Bowers, a fifth-generation Arizonan, has held public office for 17 years. Bowers, like other Republicans who have broken with the former president, has faced harassment and threats.
“How do you account for the influence he has on Republicans, including many Republican leaders here in Arizona?” asked Karl Bowers.
“Well, these leaders in Arizona are an interesting group in and of themselves. They rule by brawl and intimidation,” Bower said. “So, you know, they’ve found a niche, they’ve found a way, and it’s fear. And humans can use fear, demagogues like to use fear as a weapon. And they make everything a weapon. This is not a lead for me to use brawl. “
According to his testimony, Bowers was criticized for telling a reporter he would vote for Pres. Trump in 2024. He told Karl that was absolutely not the case.
“So, just to be clear, you’re not backing Trump again?” Karl asked.
“I’m not,” Bowers said. “My vote will never stain his name on a ballot.”
“You will never vote for Donald Trump again?” repeats Karl.

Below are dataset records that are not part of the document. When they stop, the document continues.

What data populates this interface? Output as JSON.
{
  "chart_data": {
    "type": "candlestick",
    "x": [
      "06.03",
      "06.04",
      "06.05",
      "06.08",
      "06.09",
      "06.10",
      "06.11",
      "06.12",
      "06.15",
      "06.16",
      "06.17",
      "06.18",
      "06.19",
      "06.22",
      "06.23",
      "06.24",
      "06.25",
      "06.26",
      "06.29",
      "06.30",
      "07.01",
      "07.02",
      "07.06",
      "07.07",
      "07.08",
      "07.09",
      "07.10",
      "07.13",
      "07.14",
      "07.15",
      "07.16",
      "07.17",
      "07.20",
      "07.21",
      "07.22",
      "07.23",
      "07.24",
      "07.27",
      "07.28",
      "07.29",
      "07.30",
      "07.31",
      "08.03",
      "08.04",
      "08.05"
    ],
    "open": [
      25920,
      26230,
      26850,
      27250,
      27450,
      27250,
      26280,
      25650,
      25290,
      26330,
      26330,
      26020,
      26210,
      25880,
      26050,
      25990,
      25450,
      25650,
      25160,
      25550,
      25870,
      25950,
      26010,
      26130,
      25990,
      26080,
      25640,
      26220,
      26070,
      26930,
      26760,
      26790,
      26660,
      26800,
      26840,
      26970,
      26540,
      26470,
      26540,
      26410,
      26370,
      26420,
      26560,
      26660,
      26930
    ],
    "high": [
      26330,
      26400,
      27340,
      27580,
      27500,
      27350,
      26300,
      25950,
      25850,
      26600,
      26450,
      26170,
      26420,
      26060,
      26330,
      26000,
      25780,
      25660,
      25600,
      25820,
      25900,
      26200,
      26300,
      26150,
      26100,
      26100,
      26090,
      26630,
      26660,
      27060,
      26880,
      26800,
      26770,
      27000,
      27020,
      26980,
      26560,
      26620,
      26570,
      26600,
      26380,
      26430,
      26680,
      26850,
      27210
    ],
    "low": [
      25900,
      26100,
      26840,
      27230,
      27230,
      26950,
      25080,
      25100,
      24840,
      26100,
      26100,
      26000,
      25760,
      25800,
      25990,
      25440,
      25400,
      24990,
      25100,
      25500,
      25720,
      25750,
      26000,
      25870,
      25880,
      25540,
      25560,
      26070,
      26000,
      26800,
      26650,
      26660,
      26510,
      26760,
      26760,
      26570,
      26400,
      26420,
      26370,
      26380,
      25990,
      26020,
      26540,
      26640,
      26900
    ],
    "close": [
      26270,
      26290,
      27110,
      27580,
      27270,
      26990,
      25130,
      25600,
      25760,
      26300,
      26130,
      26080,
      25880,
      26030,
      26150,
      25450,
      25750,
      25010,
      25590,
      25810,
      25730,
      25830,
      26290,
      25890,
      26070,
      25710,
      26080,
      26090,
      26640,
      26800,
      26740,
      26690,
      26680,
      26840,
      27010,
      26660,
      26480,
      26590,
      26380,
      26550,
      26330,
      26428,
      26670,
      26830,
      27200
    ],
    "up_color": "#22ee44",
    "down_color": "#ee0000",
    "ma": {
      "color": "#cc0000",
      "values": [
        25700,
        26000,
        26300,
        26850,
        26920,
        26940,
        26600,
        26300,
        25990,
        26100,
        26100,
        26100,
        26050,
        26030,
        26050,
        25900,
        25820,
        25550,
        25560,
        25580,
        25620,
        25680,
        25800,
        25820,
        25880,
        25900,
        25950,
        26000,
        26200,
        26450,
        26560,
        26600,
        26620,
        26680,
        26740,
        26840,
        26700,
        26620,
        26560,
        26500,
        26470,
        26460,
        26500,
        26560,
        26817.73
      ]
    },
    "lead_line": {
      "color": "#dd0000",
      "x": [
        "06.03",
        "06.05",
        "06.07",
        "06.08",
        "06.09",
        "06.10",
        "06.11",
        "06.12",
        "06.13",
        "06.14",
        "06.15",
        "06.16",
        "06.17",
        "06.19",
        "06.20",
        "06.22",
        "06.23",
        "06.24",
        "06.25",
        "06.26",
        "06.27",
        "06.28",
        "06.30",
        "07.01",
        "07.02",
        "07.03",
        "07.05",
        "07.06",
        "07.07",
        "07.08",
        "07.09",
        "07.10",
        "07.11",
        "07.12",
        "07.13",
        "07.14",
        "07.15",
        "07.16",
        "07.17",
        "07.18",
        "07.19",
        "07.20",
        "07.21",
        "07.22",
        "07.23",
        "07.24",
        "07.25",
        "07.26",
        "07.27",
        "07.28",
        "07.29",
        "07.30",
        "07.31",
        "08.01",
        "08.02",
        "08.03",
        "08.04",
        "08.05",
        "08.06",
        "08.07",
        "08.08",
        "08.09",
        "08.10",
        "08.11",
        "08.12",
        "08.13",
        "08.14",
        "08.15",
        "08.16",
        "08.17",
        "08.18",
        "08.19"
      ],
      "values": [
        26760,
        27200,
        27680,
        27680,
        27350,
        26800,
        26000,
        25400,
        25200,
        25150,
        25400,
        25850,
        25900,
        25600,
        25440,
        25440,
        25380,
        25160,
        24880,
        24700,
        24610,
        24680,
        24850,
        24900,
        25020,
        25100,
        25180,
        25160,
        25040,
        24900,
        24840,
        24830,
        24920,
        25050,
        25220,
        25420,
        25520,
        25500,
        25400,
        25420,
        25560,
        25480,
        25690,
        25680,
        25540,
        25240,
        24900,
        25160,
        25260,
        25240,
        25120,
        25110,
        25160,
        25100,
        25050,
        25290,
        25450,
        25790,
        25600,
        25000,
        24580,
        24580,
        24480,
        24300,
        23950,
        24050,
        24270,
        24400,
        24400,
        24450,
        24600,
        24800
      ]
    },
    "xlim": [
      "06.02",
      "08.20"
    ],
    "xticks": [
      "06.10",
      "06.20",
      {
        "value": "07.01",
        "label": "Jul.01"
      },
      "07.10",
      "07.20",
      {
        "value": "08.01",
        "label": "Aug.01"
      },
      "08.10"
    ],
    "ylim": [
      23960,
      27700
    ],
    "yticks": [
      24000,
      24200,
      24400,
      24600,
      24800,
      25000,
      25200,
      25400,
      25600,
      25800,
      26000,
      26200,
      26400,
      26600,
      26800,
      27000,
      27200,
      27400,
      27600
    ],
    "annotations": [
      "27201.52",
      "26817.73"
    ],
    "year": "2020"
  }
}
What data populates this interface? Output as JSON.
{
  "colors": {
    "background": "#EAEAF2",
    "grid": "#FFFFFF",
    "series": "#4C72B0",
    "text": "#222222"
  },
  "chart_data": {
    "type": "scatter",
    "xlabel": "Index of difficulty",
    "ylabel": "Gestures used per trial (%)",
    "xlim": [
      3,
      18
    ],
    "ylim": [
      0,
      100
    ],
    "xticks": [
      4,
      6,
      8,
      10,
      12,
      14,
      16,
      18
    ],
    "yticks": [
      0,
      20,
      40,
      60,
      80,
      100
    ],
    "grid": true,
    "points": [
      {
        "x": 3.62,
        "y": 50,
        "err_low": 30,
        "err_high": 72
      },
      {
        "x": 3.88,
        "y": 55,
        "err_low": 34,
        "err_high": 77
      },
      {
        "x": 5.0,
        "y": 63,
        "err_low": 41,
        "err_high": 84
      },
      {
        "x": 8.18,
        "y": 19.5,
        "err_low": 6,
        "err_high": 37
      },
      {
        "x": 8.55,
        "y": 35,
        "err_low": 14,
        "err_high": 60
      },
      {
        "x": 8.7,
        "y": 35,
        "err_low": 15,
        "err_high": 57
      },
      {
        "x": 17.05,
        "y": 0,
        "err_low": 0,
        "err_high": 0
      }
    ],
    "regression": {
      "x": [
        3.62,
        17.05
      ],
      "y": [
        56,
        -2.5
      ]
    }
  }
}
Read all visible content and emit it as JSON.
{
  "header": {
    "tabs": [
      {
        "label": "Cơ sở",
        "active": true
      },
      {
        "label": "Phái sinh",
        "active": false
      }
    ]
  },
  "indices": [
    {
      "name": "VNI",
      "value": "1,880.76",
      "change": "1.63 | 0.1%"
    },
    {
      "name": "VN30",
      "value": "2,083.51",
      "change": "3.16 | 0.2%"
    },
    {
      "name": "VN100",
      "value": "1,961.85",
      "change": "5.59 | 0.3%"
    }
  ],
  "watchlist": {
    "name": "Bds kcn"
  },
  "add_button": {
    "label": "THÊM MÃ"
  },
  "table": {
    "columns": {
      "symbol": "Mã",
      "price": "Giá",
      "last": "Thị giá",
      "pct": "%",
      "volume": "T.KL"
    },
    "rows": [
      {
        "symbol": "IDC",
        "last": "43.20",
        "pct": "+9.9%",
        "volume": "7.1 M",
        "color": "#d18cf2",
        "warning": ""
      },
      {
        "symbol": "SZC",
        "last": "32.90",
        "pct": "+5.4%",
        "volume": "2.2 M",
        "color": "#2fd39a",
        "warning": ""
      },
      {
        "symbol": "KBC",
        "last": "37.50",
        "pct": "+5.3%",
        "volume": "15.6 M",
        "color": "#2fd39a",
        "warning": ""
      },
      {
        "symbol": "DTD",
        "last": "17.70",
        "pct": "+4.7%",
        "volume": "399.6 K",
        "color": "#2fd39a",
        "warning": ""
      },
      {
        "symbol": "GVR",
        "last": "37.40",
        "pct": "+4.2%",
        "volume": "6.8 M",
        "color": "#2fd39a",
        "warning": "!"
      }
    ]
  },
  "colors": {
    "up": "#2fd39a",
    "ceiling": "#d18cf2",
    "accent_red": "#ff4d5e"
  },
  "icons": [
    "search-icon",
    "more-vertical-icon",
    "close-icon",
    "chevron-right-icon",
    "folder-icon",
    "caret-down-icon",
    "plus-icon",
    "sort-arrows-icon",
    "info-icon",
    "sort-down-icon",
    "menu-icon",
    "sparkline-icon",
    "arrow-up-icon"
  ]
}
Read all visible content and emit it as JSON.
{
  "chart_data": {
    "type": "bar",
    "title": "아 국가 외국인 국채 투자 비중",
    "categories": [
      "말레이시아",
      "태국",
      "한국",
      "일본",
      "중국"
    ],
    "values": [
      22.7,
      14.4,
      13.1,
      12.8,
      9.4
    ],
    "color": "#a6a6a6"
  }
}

“I’ll never vote for him,” Bowers replied. “But I don’t have to because I think America is tired. And there are absolutely strong, qualified, moral, responsible and sincere people. And that’s what I want. That’s what I want in my party. And that’s what I want to see.”
When asked if former President Trump could ever be trusted with a position of authority again, Bowers said, “I certainly wouldn’t hope so. I certainly do not trust the authority he would exercise.”
Bowers echoed the words of Jan. 6 House Deputy Speaker Wyoming Rep. Liz Cheney, who was one of 10 House Representatives to vote to impeach Trump after the Capitol riot.
“Liz also said that ‘the reality we face today as Republicans is that we must choose to be loyal to Donald Trump or loyal to the Constitution.’ And you can’t be both,” Karl said.
“I see no question at all. No question. The Constitution was designed to endure and be the light of liberty for the whole world. That’s not a legacy I want to play with,” Bowers said.
Bowers also told Karl he had not been contacted by the Justice Department, which is conducting its own investigation into the attack on the Capitol, but would cooperate if asked.
“I have nothing to hide and I want to tell the truth,” he said.